CMS usually issues the Medicare Advantage program advance notice in January or February. It put out a portion of the notice package early to implement a provision in the 21st Century Cures Act that calls for changes in the Medicare Advantage risk-adjustment program.

Plan issuers are supposed to charge the same rates for sick people and healthy people.

The risk-adjustment program is supposed to provide extra subsidies for plans that end up with more than their fair share of sicker enrollees.

Critics have argued that plans tend to try to boost risk-adjustment subsidy eligibility by making enrollees look sicker than they are, by using intensive health screenings to identify and record chronic health problems that might otherwise have gone unnoticed.

Insurers say they're simply trying to do a good job of identifying and managing enrollees' health risk.

In addition to giving more weight to certain kinds of health problems, such as mental illness, CMS says it's shifting toward relying entirely on patient encounter data in patient risk scoring, and ending the practice of supplementing the patient encounter data with diagnoses from hospital inpatient records.

Medicare Advantage Basics

The Medicare Advantage program gives private insurers a chance to offer people eligible for Medicare plans that look, to the enrollees, like an alternative to "Original Medicare."

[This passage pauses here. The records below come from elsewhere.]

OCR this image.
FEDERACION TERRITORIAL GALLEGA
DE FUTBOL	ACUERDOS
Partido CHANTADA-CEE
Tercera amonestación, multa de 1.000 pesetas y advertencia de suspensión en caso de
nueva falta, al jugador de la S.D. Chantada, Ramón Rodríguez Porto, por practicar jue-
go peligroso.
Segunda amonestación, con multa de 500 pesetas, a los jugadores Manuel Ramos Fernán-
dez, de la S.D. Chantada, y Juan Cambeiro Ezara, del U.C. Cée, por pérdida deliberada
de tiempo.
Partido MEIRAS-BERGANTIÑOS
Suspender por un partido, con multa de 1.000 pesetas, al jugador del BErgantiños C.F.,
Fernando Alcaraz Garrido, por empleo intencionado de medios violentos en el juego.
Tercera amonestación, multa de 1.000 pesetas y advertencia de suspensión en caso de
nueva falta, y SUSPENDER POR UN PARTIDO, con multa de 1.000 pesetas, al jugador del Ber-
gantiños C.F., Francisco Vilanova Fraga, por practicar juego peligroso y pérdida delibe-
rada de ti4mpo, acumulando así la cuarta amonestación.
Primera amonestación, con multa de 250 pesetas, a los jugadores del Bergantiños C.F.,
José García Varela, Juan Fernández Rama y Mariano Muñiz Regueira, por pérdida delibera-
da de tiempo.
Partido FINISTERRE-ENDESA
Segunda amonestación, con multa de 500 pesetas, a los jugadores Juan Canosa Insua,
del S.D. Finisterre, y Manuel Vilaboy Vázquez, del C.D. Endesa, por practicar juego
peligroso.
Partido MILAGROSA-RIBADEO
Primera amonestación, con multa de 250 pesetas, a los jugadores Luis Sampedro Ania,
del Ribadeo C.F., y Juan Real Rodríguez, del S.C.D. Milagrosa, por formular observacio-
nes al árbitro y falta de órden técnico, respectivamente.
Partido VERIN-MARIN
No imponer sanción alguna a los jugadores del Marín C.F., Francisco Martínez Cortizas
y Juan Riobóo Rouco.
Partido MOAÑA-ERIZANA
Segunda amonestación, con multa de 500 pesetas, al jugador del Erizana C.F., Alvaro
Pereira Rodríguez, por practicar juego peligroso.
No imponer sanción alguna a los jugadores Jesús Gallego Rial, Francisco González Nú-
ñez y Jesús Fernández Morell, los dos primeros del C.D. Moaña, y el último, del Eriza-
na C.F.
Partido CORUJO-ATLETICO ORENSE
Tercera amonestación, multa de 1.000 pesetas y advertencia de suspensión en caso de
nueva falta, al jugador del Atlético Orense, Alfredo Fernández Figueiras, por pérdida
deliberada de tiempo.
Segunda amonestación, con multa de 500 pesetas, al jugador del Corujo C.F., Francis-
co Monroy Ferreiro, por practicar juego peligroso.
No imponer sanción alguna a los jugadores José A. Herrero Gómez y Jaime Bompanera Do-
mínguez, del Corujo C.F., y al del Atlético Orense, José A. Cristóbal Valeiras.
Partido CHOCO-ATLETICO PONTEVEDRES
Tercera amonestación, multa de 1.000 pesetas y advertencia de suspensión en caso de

About 23 million of the 62 million people who are eligible for Medicare have Medicare Advantage plan coverage, according to the CMS Medicare enrollment dashboard.

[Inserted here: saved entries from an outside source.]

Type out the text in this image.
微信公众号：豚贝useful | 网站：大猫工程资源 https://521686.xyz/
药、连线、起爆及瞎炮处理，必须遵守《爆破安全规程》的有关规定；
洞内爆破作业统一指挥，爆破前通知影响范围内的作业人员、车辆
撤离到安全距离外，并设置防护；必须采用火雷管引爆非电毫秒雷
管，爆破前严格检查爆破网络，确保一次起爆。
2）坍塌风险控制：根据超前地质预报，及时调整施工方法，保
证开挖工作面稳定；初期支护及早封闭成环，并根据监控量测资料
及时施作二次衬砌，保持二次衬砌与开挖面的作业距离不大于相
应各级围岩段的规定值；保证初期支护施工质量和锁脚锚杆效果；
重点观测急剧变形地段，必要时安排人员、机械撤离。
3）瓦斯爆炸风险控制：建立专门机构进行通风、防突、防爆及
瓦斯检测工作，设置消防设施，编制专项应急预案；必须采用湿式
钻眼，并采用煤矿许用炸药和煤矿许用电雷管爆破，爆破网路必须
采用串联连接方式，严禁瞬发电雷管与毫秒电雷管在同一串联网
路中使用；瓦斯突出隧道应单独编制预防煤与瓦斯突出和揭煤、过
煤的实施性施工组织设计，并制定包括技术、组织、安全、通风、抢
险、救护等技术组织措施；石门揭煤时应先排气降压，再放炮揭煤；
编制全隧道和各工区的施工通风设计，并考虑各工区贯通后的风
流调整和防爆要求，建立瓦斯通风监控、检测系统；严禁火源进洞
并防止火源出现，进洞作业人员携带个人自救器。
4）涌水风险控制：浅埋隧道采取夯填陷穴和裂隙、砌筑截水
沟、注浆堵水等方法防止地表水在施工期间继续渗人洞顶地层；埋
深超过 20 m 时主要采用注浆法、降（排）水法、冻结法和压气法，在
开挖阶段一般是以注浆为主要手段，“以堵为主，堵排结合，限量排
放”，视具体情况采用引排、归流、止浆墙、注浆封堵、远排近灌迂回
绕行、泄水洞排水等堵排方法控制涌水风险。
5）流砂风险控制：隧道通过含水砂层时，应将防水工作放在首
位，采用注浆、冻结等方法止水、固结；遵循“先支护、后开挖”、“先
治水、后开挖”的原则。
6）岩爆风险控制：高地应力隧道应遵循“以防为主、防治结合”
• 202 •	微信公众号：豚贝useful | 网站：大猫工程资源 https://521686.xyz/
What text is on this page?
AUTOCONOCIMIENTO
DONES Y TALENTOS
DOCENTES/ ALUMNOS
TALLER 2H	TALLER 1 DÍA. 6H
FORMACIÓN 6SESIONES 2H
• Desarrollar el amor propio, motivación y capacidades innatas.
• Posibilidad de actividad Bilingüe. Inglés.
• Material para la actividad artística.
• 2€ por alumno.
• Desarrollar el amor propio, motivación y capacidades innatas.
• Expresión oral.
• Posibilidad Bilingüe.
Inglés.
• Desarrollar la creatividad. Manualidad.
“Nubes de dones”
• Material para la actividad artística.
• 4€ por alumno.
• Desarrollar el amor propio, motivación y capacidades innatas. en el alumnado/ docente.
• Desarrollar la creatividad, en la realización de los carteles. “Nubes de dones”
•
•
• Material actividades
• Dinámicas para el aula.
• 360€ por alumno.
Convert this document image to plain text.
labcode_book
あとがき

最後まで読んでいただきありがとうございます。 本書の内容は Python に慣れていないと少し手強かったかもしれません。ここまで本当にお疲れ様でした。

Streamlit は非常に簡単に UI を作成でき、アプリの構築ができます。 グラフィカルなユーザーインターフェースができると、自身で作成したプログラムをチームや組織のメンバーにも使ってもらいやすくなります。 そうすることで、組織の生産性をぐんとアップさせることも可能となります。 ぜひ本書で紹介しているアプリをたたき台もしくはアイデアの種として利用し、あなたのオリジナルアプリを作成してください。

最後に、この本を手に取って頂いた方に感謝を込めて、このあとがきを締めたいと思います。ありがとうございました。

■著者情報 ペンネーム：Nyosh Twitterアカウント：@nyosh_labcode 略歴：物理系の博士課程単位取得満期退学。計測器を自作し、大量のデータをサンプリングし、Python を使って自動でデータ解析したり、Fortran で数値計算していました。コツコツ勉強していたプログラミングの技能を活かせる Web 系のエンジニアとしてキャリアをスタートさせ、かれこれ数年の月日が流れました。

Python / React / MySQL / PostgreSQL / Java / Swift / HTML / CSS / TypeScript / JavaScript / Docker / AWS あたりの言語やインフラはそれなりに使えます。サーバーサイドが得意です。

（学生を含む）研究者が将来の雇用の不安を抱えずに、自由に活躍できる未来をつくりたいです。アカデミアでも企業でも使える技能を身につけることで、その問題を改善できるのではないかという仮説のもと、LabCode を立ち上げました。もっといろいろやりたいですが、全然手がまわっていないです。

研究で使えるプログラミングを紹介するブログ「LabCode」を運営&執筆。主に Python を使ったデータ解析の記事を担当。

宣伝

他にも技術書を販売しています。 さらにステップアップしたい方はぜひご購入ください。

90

One reason for Medicare Advantage risk management program changes is that, traditionally, the Medicare Advantage program was backed by Republicans and some moderate Democrats. Many Democrats and public health advocates out in the community have expressed concern that the Medicare Advantage program may drive up overall Medicare program costs, and that it may help relatively healthy, high-income people at the expense of sicker, lower-income people.

America's Health Insurance Plans and the Better Medicare Alliance have argued that Medicare Advantage plans tend to be a better deal than Original Medicare for the enrollees, and that the plans tend to fill in gaps in Original Medicare coverage by providing benefits, such as hearing aid benefits, that every American should have.

Health care policymakers in Congress, at CMS, and in outside groups see changing risk management programs as a way to make the Medicare Advantage program more efficient, and more fair to sicker Medicare enrollees.

What This Means for Agents

One lesson from other U.S. government risk management programs is that the government  often has trouble implementing new health insurance risk management programs as described on paper.

That means that any health insurer that seems to be depending heavily on the idea that CMS will implement a risk management program as announced may be in an uncertain position. Program implementation problems could lead to some insurers making drastic changes in their plan menus, being acquired, or shutting down.

Any serious turmoil in the Medicare Advantage program could be a headache for insurers, because many see it as an island of insurance calm in a world where low interest rates are slamming life insurance, disability insurance and long-term care insurance, and where both low interest rates and investment market turmoil are attacking annuities.

GoHealth, a broker, has estimated that the lifetime value, for it, of an approved Medicare Advantage coverage application is $879.

Another lesson is that risk management program changes that do take effect may tend to favor Blue Cross and Blue Shield plans and other old-line, unglamorous plans, over newer, scrappier plans that use innovative ads and wellness-oriented benefits designs that tend to appeal to younger, healthier Medicare plan prospects.

If the new shifts do lead to noticeable changes in the enrollees' share of Medicare Advantage plan premiums, that could help Medicare supplement insurance policy sales, by pushing hundreds of thousands of Medicare Advantage plan enrollees to look for information about whether their coverage is still a good deal. Some of those enrollees may ask agents for advice.